Armés d'une semblable puissance, plusieurs de ces hommes éprouvèrent une sorte de vertige et leur âme ne sut garder l'équilibre.

Gentil eut le bon esprit de demander son rappel et d'avouer qu'il n'y voyait goutte[27].

Cusset se rendit méprisable par son outrecuidance et ses habitudes de crapule. Il annonçait aux populations que la Convention avait mis à son côté une plume de fer avec laquelle il devait écrire dans le sang autrichien, et il reprochait brutalement à Schauenburg la stagnation de l'armée de la Moselle. A l'entendre, quarante mille Autrichiens se trouvaient au camp d'Arlon ; l'incivisme, la trahison étaient partout ; il y avait dans la petite ville républicaine de Thionville une immensité d'aristocrates de tout genre et dans les villages patriotes de la frontière beaucoup de scélératesse. Mais les jacobins de Metz attestaient qu'au lieu de remplir sa mission, il s'enivrait à Beauregard et oubliait sa dignité dans les fumées du vin de Champagne et du brandevin des Ardennes[28].

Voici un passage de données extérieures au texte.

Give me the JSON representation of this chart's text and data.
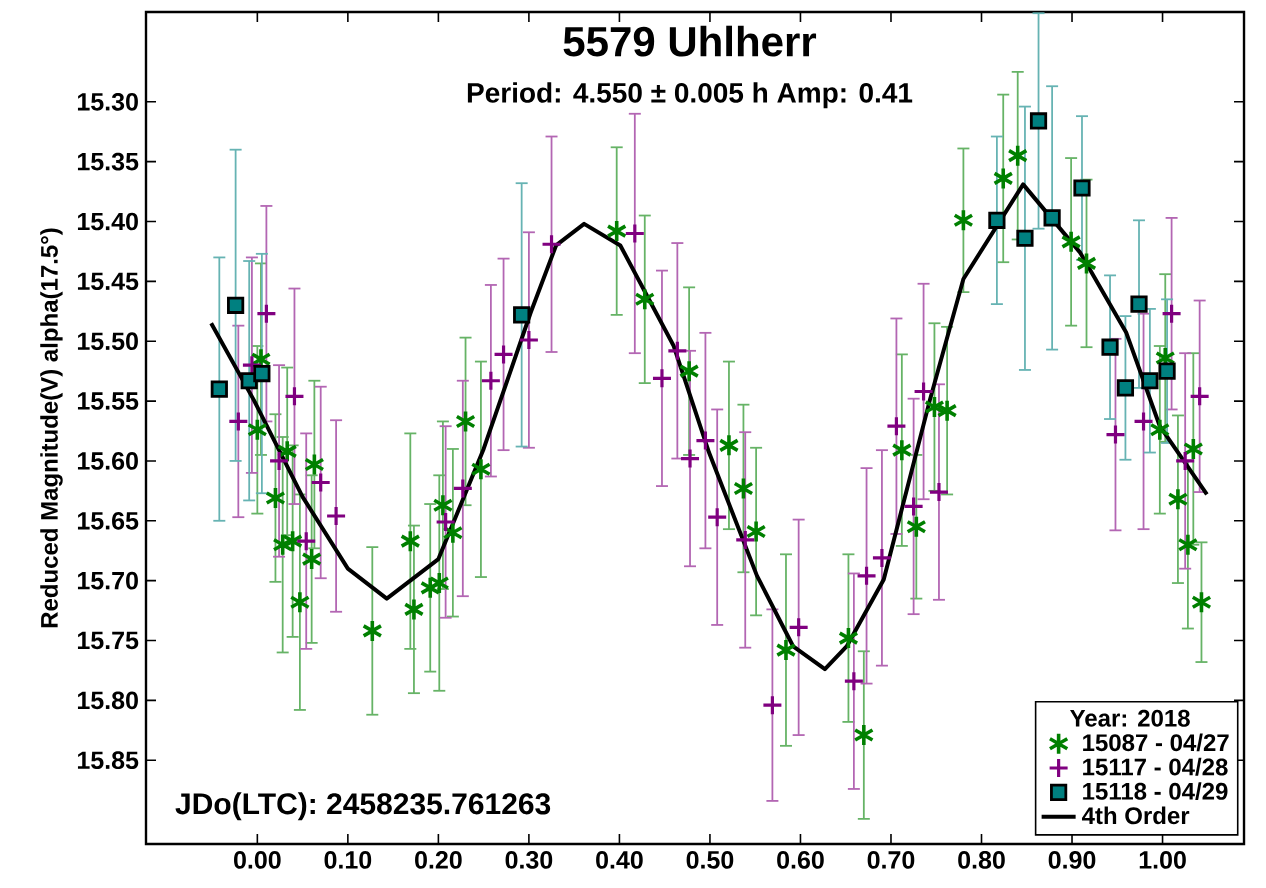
{
  "chart_data": {
    "type": "scatter",
    "title": "5579 Uhlherr",
    "subtitle": "Period: 4.550 ± 0.005 h    Amp: 0.41",
    "ylabel": "Reduced Magnitude(V) alpha(17.5°)",
    "legend_title": "Year: 2018",
    "annotations": [
      "JDo(LTC): 2458235.761263"
    ],
    "xlim": [
      -0.123,
      1.09
    ],
    "ylim": [
      15.92,
      15.225
    ],
    "xticks": [
      {
        "value": 0,
        "label": "0.00"
      },
      {
        "value": 0.1,
        "label": "0.10"
      },
      {
        "value": 0.2,
        "label": "0.20"
      },
      {
        "value": 0.3,
        "label": "0.30"
      },
      {
        "value": 0.4,
        "label": "0.40"
      },
      {
        "value": 0.5,
        "label": "0.50"
      },
      {
        "value": 0.6,
        "label": "0.60"
      },
      {
        "value": 0.7,
        "label": "0.70"
      },
      {
        "value": 0.8,
        "label": "0.80"
      },
      {
        "value": 0.9,
        "label": "0.90"
      },
      {
        "value": 1.0,
        "label": "1.00"
      }
    ],
    "yticks": [
      {
        "value": 15.3,
        "label": "15.30"
      },
      {
        "value": 15.35,
        "label": "15.35"
      },
      {
        "value": 15.4,
        "label": "15.40"
      },
      {
        "value": 15.45,
        "label": "15.45"
      },
      {
        "value": 15.5,
        "label": "15.50"
      },
      {
        "value": 15.55,
        "label": "15.55"
      },
      {
        "value": 15.6,
        "label": "15.60"
      },
      {
        "value": 15.65,
        "label": "15.65"
      },
      {
        "value": 15.7,
        "label": "15.70"
      },
      {
        "value": 15.75,
        "label": "15.75"
      },
      {
        "value": 15.8,
        "label": "15.80"
      },
      {
        "value": 15.85,
        "label": "15.85"
      }
    ],
    "legend": "bottom right",
    "series": [
      {
        "name": "15087 - 04/27",
        "color": "#008000",
        "x": [
          0.004,
          0.0,
          0.033,
          0.23,
          0.063,
          0.02,
          0.028,
          0.039,
          0.06,
          0.047,
          0.127,
          0.169,
          0.173,
          0.191,
          0.201,
          0.216,
          0.205,
          0.247,
          0.397,
          0.428,
          0.477,
          0.521,
          0.537,
          0.551,
          0.584,
          0.653,
          0.67,
          0.712,
          0.728,
          0.78,
          0.824,
          0.84,
          0.899,
          0.916,
          1.003,
          0.748,
          0.762,
          1.034,
          0.997,
          1.017,
          1.028,
          1.043
        ],
        "values": [
          15.515,
          15.574,
          15.592,
          15.567,
          15.603,
          15.631,
          15.67,
          15.667,
          15.682,
          15.718,
          15.742,
          15.667,
          15.724,
          15.706,
          15.702,
          15.66,
          15.637,
          15.607,
          15.408,
          15.465,
          15.525,
          15.587,
          15.623,
          15.659,
          15.758,
          15.748,
          15.829,
          15.591,
          15.655,
          15.399,
          15.364,
          15.345,
          15.417,
          15.435,
          15.514,
          15.555,
          15.558,
          15.59,
          15.574,
          15.632,
          15.67,
          15.718
        ],
        "errors": [
          0.08,
          0.07,
          0.07,
          0.07,
          0.07,
          0.07,
          0.09,
          0.08,
          0.07,
          0.09,
          0.07,
          0.09,
          0.07,
          0.07,
          0.09,
          0.07,
          0.07,
          0.09,
          0.07,
          0.07,
          0.07,
          0.07,
          0.07,
          0.07,
          0.08,
          0.07,
          0.07,
          0.08,
          0.06,
          0.06,
          0.07,
          0.07,
          0.07,
          0.07,
          0.07,
          0.07,
          0.07,
          0.08,
          0.07,
          0.07,
          0.07,
          0.05
        ]
      },
      {
        "name": "15117 - 04/28",
        "color": "#800080",
        "marker": "cross",
        "x": [
          0.01,
          -0.021,
          -0.006,
          0.041,
          0.258,
          0.272,
          0.3,
          0.325,
          0.024,
          0.07,
          0.087,
          0.054,
          0.208,
          0.227,
          0.417,
          0.464,
          0.447,
          0.495,
          0.478,
          0.508,
          0.539,
          0.569,
          0.598,
          0.659,
          0.673,
          0.69,
          0.706,
          0.725,
          0.736,
          1.01,
          1.041,
          0.948,
          0.979,
          0.753,
          1.025
        ],
        "values": [
          15.477,
          15.567,
          15.52,
          15.546,
          15.533,
          15.511,
          15.499,
          15.419,
          15.6,
          15.618,
          15.646,
          15.667,
          15.651,
          15.623,
          15.41,
          15.508,
          15.531,
          15.583,
          15.598,
          15.647,
          15.666,
          15.804,
          15.739,
          15.784,
          15.696,
          15.681,
          15.571,
          15.638,
          15.542,
          15.477,
          15.546,
          15.578,
          15.567,
          15.626,
          15.6
        ],
        "errors": [
          0.09,
          0.08,
          0.09,
          0.09,
          0.08,
          0.08,
          0.09,
          0.09,
          0.08,
          0.08,
          0.08,
          0.09,
          0.08,
          0.09,
          0.1,
          0.09,
          0.09,
          0.09,
          0.09,
          0.09,
          0.09,
          0.08,
          0.09,
          0.09,
          0.09,
          0.09,
          0.09,
          0.09,
          0.09,
          0.08,
          0.08,
          0.08,
          0.09,
          0.09,
          0.09
        ]
      },
      {
        "name": "15118 - 04/29",
        "color": "#008080",
        "marker": "square",
        "x": [
          -0.042,
          -0.024,
          -0.009,
          0.005,
          0.292,
          0.863,
          0.817,
          0.848,
          0.878,
          0.911,
          0.942,
          0.974,
          0.959,
          0.986,
          1.005
        ],
        "values": [
          15.54,
          15.47,
          15.533,
          15.527,
          15.478,
          15.316,
          15.399,
          15.414,
          15.397,
          15.372,
          15.505,
          15.469,
          15.539,
          15.533,
          15.525
        ],
        "errors": [
          0.11,
          0.13,
          0.1,
          0.1,
          0.11,
          0.09,
          0.07,
          0.11,
          0.11,
          0.06,
          0.06,
          0.07,
          0.06,
          0.06,
          0.06
        ]
      },
      {
        "name": "4th Order",
        "color": "#000000",
        "type": "line",
        "marker": "none",
        "x": [
          -0.051,
          -0.004,
          0.05,
          0.1,
          0.143,
          0.2,
          0.25,
          0.302,
          0.33,
          0.361,
          0.401,
          0.46,
          0.499,
          0.552,
          0.592,
          0.627,
          0.651,
          0.692,
          0.743,
          0.78,
          0.846,
          0.909,
          0.96,
          0.997,
          1.049
        ],
        "values": [
          15.485,
          15.549,
          15.63,
          15.69,
          15.715,
          15.682,
          15.59,
          15.476,
          15.42,
          15.402,
          15.42,
          15.504,
          15.593,
          15.696,
          15.755,
          15.774,
          15.755,
          15.699,
          15.549,
          15.448,
          15.369,
          15.426,
          15.493,
          15.571,
          15.628
        ]
      }
    ]
  }
}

Jean-Baptiste Lacoste était un énergumène, un forcené qui dégoûta par ses violences son collègue Guyardin le meilleur des humains : il proposait de décapiter le quart des Alsaciens, de ne garder dans les départements du Rhin que ceux qui avaient pris une part active à la Révolution et de chasser tous les autres, après avoir séquestré leurs biens[29].

Baudot avait de l'esprit, des talents, de l'amabilité ; mais il était jeune et sans expérience ; gâté par Lacoste, il ne parlait plus que de fusillade, de guillotine, et sans cesse il disait : Il faut fusiller... Je ferai guillotiner[30]. La probité de Ruamps et son patriotisme étaient à toute épreuve ; on loue ses vertus publiques et privées ; mais à l'armée du Rhin, en plusieurs circonstances, il se conduisit comme un fou. Cet homme qui manquait de lumières, se grisait de son autorité souveraine[31].

Les représentants envoyés en Alsace avant Saint-Just et Le Bas, croyaient se rendre populaires ; ils affectèrent le ton soldatesque et agirent à la hussarde ; ils tranchèrent lestement et de la façon la plus irréfléchie les affaires les plus épineuses, et un témoin véridique, un de leurs propres auxiliaires, nous assure qu'ils avaient peu d'ordre dans les idées et peu d'aptitude au travail, qu'ils ne se réunissaient que pour pérorer et qu'aucun d'eux ne savait écouter. Ils s'imaginèrent qu'on vaincrait les alliés en les inondant d'un flot d'agricoles,. ils suspendirent les généraux à tort et à travers ; ils laissèrent les intrigants et les mauvais sujets quitter leur poste et déblatérer au club de Wissembourg contre les chefs. L'armée les avait attendus comme des anges libérateurs ; elle les maudit à leur départ, et Ruamps fut maltraité, non par les généraux qu'il avait vexés et tourmentés, non par les officiers qu'il avait persécutés, mais par les soldats qu'il avait flagornés[32].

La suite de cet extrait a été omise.